The women laughed, and one of them congratulated Kai on her good fortune of marrying the only son of Han's parents before another woman would have a chance. Kai listened with a trained smile, nodding and replying when it was expected. At the other end of the room, Han smiled at her before turning to crane his neck in a reverent manner at the mayor, who was speaking and gesturing to a small group of men next to him. The mayor's wife continued the discussion on childbirth, and Han's mother prompted Kai to visit the mayor's daughter-in-law. “Not that Kai has any better knowledge about childbirth than you and I, but she is of Susu's age, so they may have more to say to each other,” Han's mother said. She looked at Kai for a moment and then turned to the mayor's wife. “Besides, these young women are probably eager to be spared our old women's wisdom for a moment.”
Gu Shan could have easily been a daughter-in-law of these women, Kai thought, and tried her best to stay with the conversation. Perhaps some strangers’ painless decision had contributed as much to Kai's misplacement in life as had her own decision to marry into Han's family. If the judges had chosen Gu Shan instead of Kai as the winner in the singing and dancing contest in second grade, Shan might have been the one sent to the theater school in the provincial capital. It would have been different then, Shan growing into the leading actress's role while Kai herself remained an ordinary girl in Muddy River. Would she have met Jialin earlier then, before his illness even? The thought made Kai dizzy, and she tried to maintain a calm voice as she told the mayor's wife about the dish, three-cup chicken, that Han's mother had taught her to make. It was Han's favorite, his mother said to the mayor's wife, and Kai added that when she made it herself, it was far less successful, her comment winning approving smiles from the older women in the circle.
Before that day, Kai had not seen Gu Shan for years. They had been classmates in the first grade, but Kai could not recall how Shan looked at that age; rather, she remembered Shan's parents from around the time—Teacher Gu, who had been their teacher that year, and Mrs. Gu, whom Kai had seen only once at a school festival, when Mrs. Gu stood out among the many mothers.
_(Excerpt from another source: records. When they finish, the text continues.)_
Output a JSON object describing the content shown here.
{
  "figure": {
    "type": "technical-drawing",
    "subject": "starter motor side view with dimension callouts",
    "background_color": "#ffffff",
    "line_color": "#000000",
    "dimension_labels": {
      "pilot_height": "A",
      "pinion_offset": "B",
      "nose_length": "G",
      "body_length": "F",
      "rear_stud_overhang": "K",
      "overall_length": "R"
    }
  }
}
Kai remembered, even as a first grader, that she felt jealous of Shan not only because her father was their teacher but also because her mother was beautiful-she had worn a silk blouse on the day of the school festival, under her plain gray Mao jacket, the pomegranate red fabric escaping at the cuffs and the neckline. A plastic barrette, in a matching color, adorned her smooth black hair, grown a few centimeters longer than the allowed style for a married woman. It was Mrs. Gu's posture that Kai had tried to mimic when, at fourteen, she had played a young mother who had given up her newborn baby to save the child of a top Communist Party official; straight-backed, she had clutched the plastic doll to her breast while another doll, wrapped up in a blue print cloth, was thrown into the river onstage. The ballad that followed the drowning was Kai's favorite song from her acting career, a mother's lullaby to a child who would never wake up to all the sunrises of the world.
The last time Kai and Shan had seen each other was in the autumn of 1966. Shan was the leader of a local faction of Red Guards, and when Kai returned from the provincial capital to Muddy River with her touring Red Guard troupe, the two groups faced each other in a singing and dancing duel in the city square. The competition to become the most loyal followers of Chairman Mao, and the animosity stemming from that rivalry, seemed pointless now; but Kai remembered that autumn as the beginning of her adult life, and sometimes she imagined that Shan would share with her the same recollections, of the September sun shining into their eyes on the makeshift stage, the workers from a road crew hitting the ground with their shovels to accompany the beats of their singing, the old people and small children gathering to watch them with great interest, and a lanky boy, who looked not much older than Kai or Shan, standing apart from the crowd with half a smile, as if he alone remained unimpressed by the performances of both groups.